Zzyzx Road


If you have ever driven on Intersate 15 between Los Angeles and Las Vegas, you might have noticed this peculiar exit sign. Going beyond the unique name, Zzyzx (pronounced “Zye-Zex” like “Isaacs”) has quite an interesting story behind it.



The mostly dirt road leads to an old and abandoned health resort called Zzyzx Springs, built on what used to be called Soda Springs. (If you ever played Oregon Trail, the name should be very familiar.) Originally an Indian quarry, it became a spring, which was also well-used by Indians and early pioneers alike. Then in the 1940’s, a radio announcer and self-proclaimed minister and doctor named Curtis Howe Springer bought 12,800 acres around the springs, built a two-story hotel, a chapel, a spa, a “natural” hot spring bath heated by a hidden boiler, and expanded the original spring into an artificial lake. He even made himself a castle, a studio to continue broadcasting, and a private airstrip he named Zyport. For the next 30 years, he sold useless products proclaiming to cure anything and everything from cancer to baldness.
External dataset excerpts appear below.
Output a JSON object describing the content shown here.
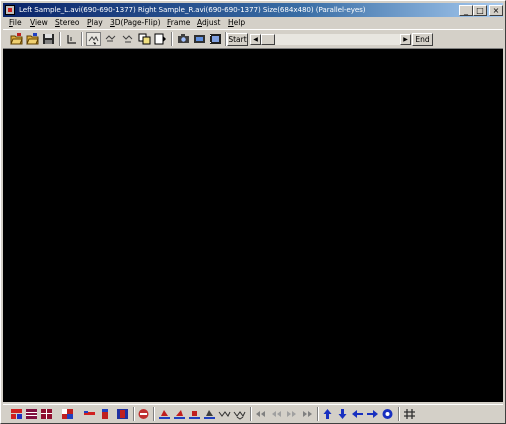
{
  "window": {
    "title": "Left Sample_L.avi(690-690-1377) Right Sample_R.avi(690-690-1377) Size(684x480)  (Parallel-eyes)",
    "controls": {
      "minimize": "_",
      "maximize": "□",
      "close": "×"
    }
  },
  "menu": [
    {
      "label": "File",
      "underline": "F",
      "rest": "ile"
    },
    {
      "label": "View",
      "underline": "V",
      "rest": "iew"
    },
    {
      "label": "Stereo",
      "underline": "S",
      "rest": "tereo"
    },
    {
      "label": "Play",
      "underline": "P",
      "rest": "lay"
    },
    {
      "label": "3D(Page-Flip)",
      "underline": "3",
      "rest": "D(Page-Flip)"
    },
    {
      "label": "Frame",
      "underline": "F",
      "rest": "rame"
    },
    {
      "label": "Adjust",
      "underline": "A",
      "rest": "djust"
    },
    {
      "label": "Help",
      "underline": "H",
      "rest": "elp"
    }
  ],
  "toolbar": {
    "start_label": "Start",
    "end_label": "End",
    "seek_position": 0,
    "icons": [
      "open-left-icon",
      "open-right-icon",
      "save-icon",
      "crop-icon",
      "swap-eyes-icon",
      "rotate-left-icon",
      "rotate-right-icon",
      "copy-frame-icon",
      "page-flip-icon",
      "camera-icon",
      "video-capture-icon",
      "film-icon"
    ]
  },
  "bottom_toolbar": {
    "icons": [
      "color-red-blue-icon",
      "color-red-cyan-icon",
      "color-red-green-icon",
      "palette-icon",
      "color-ribbon-icon",
      "anaglyph-gray-icon",
      "anaglyph-color-icon",
      "stop-icon",
      "align-left-icon",
      "align-right-icon",
      "align-up-icon",
      "align-down-icon",
      "wave-left-icon",
      "wave-right-icon",
      "go-first-icon",
      "step-back-icon",
      "step-forward-icon",
      "go-last-icon",
      "arrow-up-icon",
      "arrow-down-icon",
      "arrow-left-icon",
      "arrow-right-icon",
      "center-icon",
      "grid-icon"
    ]
  },
  "colors": {
    "title_start": "#0a246a",
    "title_end": "#a6caf0",
    "viewport": "#000000",
    "chrome": "#d4d0c8"
  }
}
His luck ended when he tried selling land near his property that wasn’t his own, which, needless to say, got the attention of the federal government. Springer was evicted, put in jail for a short time, and his establishment was shut down. The only thing left of his shenanigans are the buildings, some of which serve as the Desert Studies Center, his artificial Lake Tuendae that’s home to the endangered Mohave tui chub, a kind of fish, and the name, which was approved by the United States Board on Geographic Names in 1984.



Springer named the area Zzyzx, a name he had invented himself claiming it to be “the last word in the English language.” This unique name has inspired at least two horror movies. One, called Zyzzyx Road, was released in 2006 and holds the record for the lowest box office gross of American cinema of all time. It raised a grand total of $30 in the first week before it was shut down.